Дагестанская сага. Книга I - Жанна Абуева 19 стр.


Глава 7

– Тётя Айша, с праздником вас!

– Спасибо, сынок, и тебя тоже с праздником! На-ка, держи!

Айша протянула Акаю, мальчугану из соседнего двора, горсть конфет и присовокупила к ним пару яиц, выкрашенных с помощью чайной заварки в красивый золотисто-коричневый цвет.

Накануне они с Шахри целый день стряпали, пекли и прибирались, готовясь к любимому из праздников – Уразабайраму, с которым были связаны счастливейшие воспоминания детства. Теперь обе женщины, охваченные благоговейным трепетом, после месяца воздержаний и запретов, мечтали о том, чтобы Аллах принял их пост и даровал мир и спокойствие всем им, всем их близким и, конечно, родному Дагестану.

Большой обеденный стол, покрытый нарядной кружевной скатертью, был заставлен всевозможными яствами, начиная от халвы и нуги и кончая пирогами, начиненными орехами и курагой, "сигаретами" и всеобщим любимцем – "наполеоном".

Праздник не был официальным, а оттого и не праздновался столь широко, как, скажем, 7 ноября, или 1 мая, или Новый год, но дагестанцы почитали его и с традиционной основательностью готовились к нему, пусть кулуарно, зато с душой.

– Даже не знаю, что и думать! С одной стороны, плохо без Ансара, и жаль, что такой большой день он проводит в больнице, а с другой… ничего не могу с ним поделать, не верит он в Аллаха, вот и всё! – в сердцах воскликнула Айша.

– Ты не должна сердиться на него за это! – мягко ответила подруге Шахри. – Ему столько пришлось хлебнуть в этой жизни, вот его вера и пошатнулась… И мой Манап ведь тоже не верил! – задумчиво добавила она. – И вечно ругался со мной из-за этого. Нет, говорил, Бога, пережитки всё это!

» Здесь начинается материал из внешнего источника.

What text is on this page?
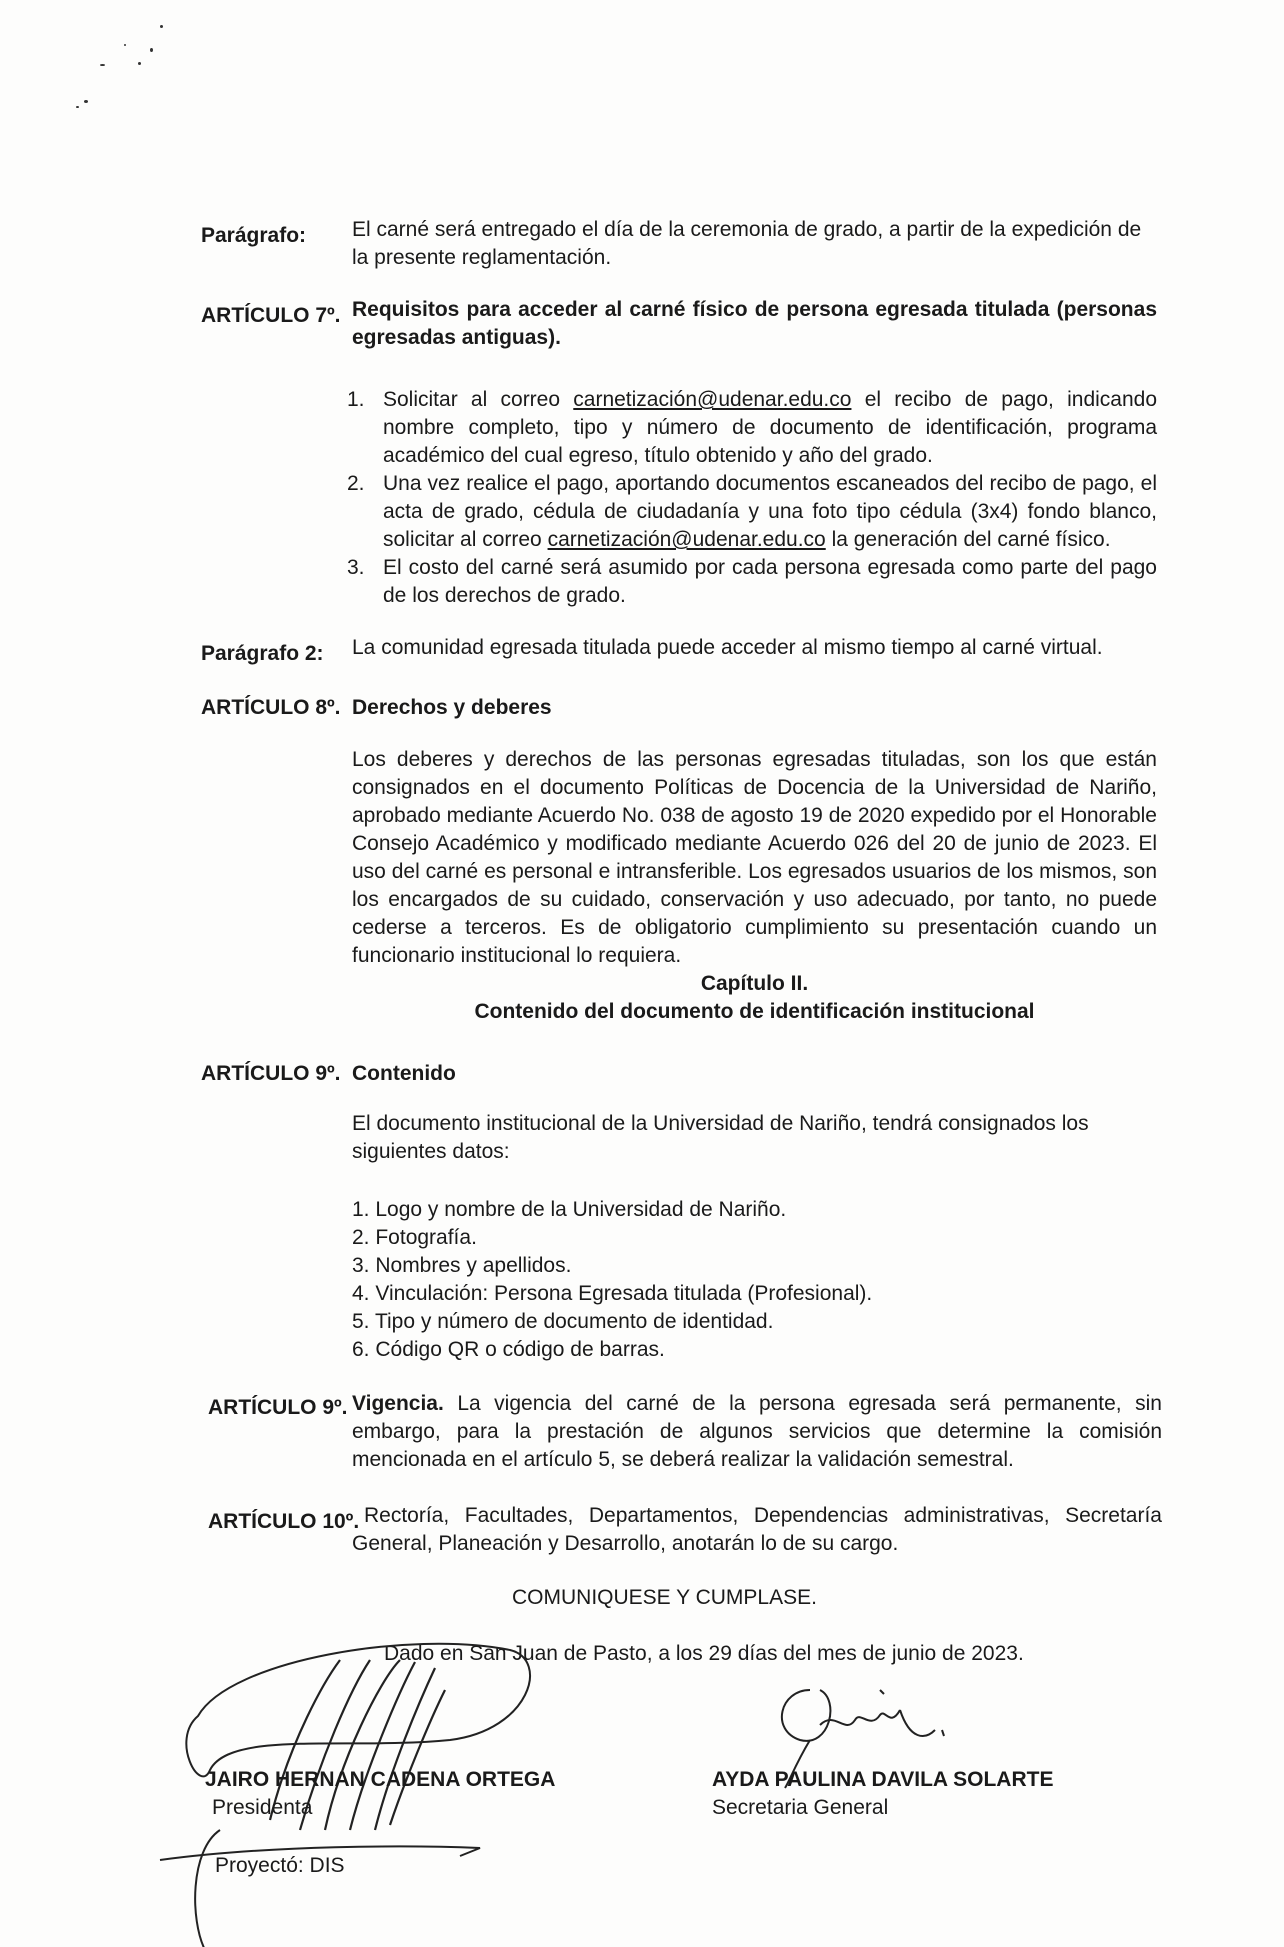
Parágrafo: El carné será entregado el día de la ceremonia de grado, a partir de la expedición de la presente reglamentación.
ARTÍCULO 7º. Requisitos para acceder al carné físico de persona egresada titulada (personas egresadas antiguas).
1. Solicitar al correo carnetización@udenar.edu.co el recibo de pago, indicando nombre completo, tipo y número de documento de identificación, programa académico del cual egreso, título obtenido y año del grado.
2. Una vez realice el pago, aportando documentos escaneados del recibo de pago, el acta de grado, cédula de ciudadanía y una foto tipo cédula (3x4) fondo blanco, solicitar al correo carnetización@udenar.edu.co la generación del carné físico.
3. El costo del carné será asumido por cada persona egresada como parte del pago de los derechos de grado.
Parágrafo 2: La comunidad egresada titulada puede acceder al mismo tiempo al carné virtual.
ARTÍCULO 8º. Derechos y deberes
Los deberes y derechos de las personas egresadas tituladas, son los que están consignados en el documento Políticas de Docencia de la Universidad de Nariño, aprobado mediante Acuerdo No. 038 de agosto 19 de 2020 expedido por el Honorable Consejo Académico y modificado mediante Acuerdo 026 del 20 de junio de 2023. El uso del carné es personal e intransferible. Los egresados usuarios de los mismos, son los encargados de su cuidado, conservación y uso adecuado, por tanto, no puede cederse a terceros. Es de obligatorio cumplimiento su presentación cuando un funcionario institucional lo requiera.
Capítulo II.
Contenido del documento de identificación institucional
ARTÍCULO 9º. Contenido
El documento institucional de la Universidad de Nariño, tendrá consignados los siguientes datos:
1. Logo y nombre de la Universidad de Nariño.
2. Fotografía.
3. Nombres y apellidos.
4. Vinculación: Persona Egresada titulada (Profesional).
5. Tipo y número de documento de identidad.
6. Código QR o código de barras.
ARTÍCULO 9º. Vigencia. La vigencia del carné de la persona egresada será permanente, sin embargo, para la prestación de algunos servicios que determine la comisión mencionada en el artículo 5, se deberá realizar la validación semestral.
ARTÍCULO 10º. Rectoría, Facultades, Departamentos, Dependencias administrativas, Secretaría General, Planeación y Desarrollo, anotarán lo de su cargo.
COMUNIQUESE Y CUMPLASE.
Dado en San Juan de Pasto, a los 29 días del mes de junio de 2023.
JAIRO HERNAN CADENA ORTEGA
Presidenta
AYDA PAULINA DAVILA SOLARTE
Secretaria General
Proyectó: DIS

– Да, мужчин иногда очень трудно понять… Им кажется, что только они правы во всём, а наше мнение их не особенно и волнует! А я вот думаю, если бы они верили, может, и жизнь их пошла бы по-другому!

– Не знаешь, что из чего: не верят, поэтому плохо живут, или живут плохо, потому что не верят…

– Как он там сейчас… Всё время о нём думаю, переживаю за его сердце. После праздника поеду к нему опять, иншаалла!

– Вместе поедем, сестричка! Я ведь тоже хочу его проведать. Он столько сделал для меня в этой жизни, что и не знаю, как всё было бы, если б не Ансар… Пусть Аллах пошлёт ему здоровья!

– Да… и пусть простит моего мужа за его неверие!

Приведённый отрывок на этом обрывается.